Traders now expect the European Central Bank's new efforts to support its economies with ultra-easy monetary policy will drive yields lower. And this narrowing yield differential between the US and Europe will weigh on the common currency.
Remember, before, action from the ECB to support economies was seen as alleviating a Sovereign debt problem, reducing pressure on economies and leading the way to growth; and that was bullish for the euro.
Yesterday, when the ECB did not follow-up last month's rate cut with any new action, the euro took off. It rallied up through key resistance as the US dollar was hammered.
Ambrose Evans-Pritchard is quick to the scene, as always, with some comments:
The European Central Bank has refused to take any further measures to lift the eurozone out of recession and curb rising unemployment, counting on spontaneous recovery later this year to do the job.

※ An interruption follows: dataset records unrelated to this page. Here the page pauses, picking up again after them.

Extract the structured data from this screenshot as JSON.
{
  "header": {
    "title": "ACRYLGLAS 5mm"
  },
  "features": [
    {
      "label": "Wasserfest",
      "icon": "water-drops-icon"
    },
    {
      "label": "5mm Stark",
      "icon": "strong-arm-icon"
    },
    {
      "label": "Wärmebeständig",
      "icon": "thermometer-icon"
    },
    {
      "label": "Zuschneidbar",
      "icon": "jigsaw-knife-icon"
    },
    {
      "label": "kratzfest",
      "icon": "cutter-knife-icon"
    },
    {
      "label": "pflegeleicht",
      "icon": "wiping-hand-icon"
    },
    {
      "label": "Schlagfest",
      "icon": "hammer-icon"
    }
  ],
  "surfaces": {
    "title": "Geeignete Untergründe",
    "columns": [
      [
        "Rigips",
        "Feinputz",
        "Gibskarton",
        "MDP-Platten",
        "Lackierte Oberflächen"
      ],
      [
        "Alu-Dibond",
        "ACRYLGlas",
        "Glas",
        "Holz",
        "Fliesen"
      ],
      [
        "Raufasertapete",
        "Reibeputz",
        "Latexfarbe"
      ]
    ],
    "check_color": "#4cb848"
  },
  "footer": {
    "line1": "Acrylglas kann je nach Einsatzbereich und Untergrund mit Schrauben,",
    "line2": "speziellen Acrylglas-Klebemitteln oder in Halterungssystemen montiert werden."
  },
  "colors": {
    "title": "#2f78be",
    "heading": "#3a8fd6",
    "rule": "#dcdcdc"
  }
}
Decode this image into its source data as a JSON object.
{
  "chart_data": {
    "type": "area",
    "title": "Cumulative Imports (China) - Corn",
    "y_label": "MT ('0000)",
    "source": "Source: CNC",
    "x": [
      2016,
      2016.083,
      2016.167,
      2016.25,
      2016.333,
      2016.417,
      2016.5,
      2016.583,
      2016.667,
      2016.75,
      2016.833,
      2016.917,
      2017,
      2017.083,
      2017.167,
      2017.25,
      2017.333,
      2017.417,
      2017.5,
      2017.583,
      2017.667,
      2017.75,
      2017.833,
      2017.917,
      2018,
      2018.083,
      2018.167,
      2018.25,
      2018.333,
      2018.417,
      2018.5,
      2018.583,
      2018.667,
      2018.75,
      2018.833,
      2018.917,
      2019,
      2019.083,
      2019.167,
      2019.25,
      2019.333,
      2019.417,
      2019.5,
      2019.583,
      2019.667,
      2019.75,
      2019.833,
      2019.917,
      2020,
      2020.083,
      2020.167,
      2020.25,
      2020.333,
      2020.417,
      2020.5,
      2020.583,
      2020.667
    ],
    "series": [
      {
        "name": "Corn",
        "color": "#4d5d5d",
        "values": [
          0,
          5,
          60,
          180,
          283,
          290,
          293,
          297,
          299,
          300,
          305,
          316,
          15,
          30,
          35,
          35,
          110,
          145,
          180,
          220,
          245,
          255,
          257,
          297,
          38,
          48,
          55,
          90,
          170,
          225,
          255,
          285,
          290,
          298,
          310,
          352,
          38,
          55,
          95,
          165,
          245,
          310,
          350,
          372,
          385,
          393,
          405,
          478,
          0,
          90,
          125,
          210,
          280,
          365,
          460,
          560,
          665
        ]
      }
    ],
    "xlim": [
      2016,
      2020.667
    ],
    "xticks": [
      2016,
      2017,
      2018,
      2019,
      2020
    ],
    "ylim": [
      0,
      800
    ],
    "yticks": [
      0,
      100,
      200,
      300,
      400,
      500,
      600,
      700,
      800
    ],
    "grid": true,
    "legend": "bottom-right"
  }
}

Mario Draghi, the ECB’s president, said the wild moves in currencies and global stock markets over the past two weeks do not change the fundamental picture, though the bank has downgraded its economic forecasts and expects a deeper contraction of 0.6pc this year. “It is not enough to justify immediate action,” he said.
“The ECB seems to have given up. It is as if they have decided that there is not much more they can do and will simply allow events to run their course,” said David Owen from Jefferies Fixed Income.
Could it be this easy?
Is Draghi certain to come out in support of further ECB action to alleviate economic concerns after being accused of giving up? Will he be driven to open his mouth again and reassure the world that something can and will indeed be done?
I think the only question is when.
Two months? Two weeks? Two days?
If the technical picture has anything to say about it, the waiting period could be short-lived as expectations shift from "what have you done for me lately?" to "oh, it's just a matter of time."
In other words, the euro's recent climb could quickly hit a ceiling. And any reassurances from Mario Draghi's ECB could help turn the euro lower:
A third wave bumping up against a 61.8% Fibonacci retracement level looks like a logical stopping point. Aggressive traders may consider shorting EUR/USD between $1.33 and $1.34. Others may want to see EUR/USD break below a confluence of key moving averages before taking a short position.
US Nonfarm Payrolls to be released soon. Good luck!